Thank you for taking the time to respond.
The most helpful link was the perl-porters link, which
lead me to this discussion of the assertion pragma started by Ricardo SIGNES started in June, 2007, a month before it was removed:
Assertions, warts, and all.
The upshot of the discussion is that
- the pragma was meant to allow the development of flexible assertion routines that could make their own decisions about how to construct an assertion from inputs
and how to handle the failure of that assertion. Do we die? warn? log? etc, etc.
- you can force code to be optimized away using if (SOME_CONSTANT) { ... } but many people feel that creates too much line noise and obscures the general flow of code.
- however, when a pragma attached to a routine defined in module X causes a call in module Y to get optimized away at runtime, confusion results. It is *way* too easy for people to write things like die unless foo_ok(...), completely blind to the fact that foo_ok(...) is an assertion that can disappear at runtime and turn into die unless 0.
So how did this conversation turn into a decision to remove the pragma? It seems to me that the goals were good and there were other ways to address the last issue without removing the pragma. Why were they not taken?
The goal of reducing line noise is essential to code readability. The goal of flexible assertion strategy is essential to encouraging people to actually use assertions.
One way to deal with die unless foo_ok would be to prohibit any sub marked as an assertion from being part of a conditional. This would structurally enforce a core tenet of assertions: they shouldn't have side effects in operational code.

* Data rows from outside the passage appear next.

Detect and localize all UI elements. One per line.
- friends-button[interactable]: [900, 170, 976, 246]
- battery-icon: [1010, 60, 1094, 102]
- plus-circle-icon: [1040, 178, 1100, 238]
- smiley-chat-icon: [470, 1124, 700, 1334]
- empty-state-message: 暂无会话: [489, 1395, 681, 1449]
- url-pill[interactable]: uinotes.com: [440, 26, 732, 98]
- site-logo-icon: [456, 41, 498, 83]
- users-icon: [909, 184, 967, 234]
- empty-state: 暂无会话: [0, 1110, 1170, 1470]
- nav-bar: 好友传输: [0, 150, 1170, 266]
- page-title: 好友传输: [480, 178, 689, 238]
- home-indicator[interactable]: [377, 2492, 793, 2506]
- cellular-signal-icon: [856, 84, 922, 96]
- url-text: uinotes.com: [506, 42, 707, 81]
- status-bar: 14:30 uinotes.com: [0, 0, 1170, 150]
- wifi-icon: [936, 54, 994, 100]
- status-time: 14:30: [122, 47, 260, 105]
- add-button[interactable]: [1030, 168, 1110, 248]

The reason I asked the question is that neither the perl delta nor the CPAN assertions module (both of which you cited) explains the decision. The CPAN module doesn't
even mention it. It was last updated in June, 2005 and the decision to remove the assertions pragma took place two years later in July, 2007. A general search on "assertions" (which I did both via google and perl monks) tends to mostly show up lots of stuff on regular expressions.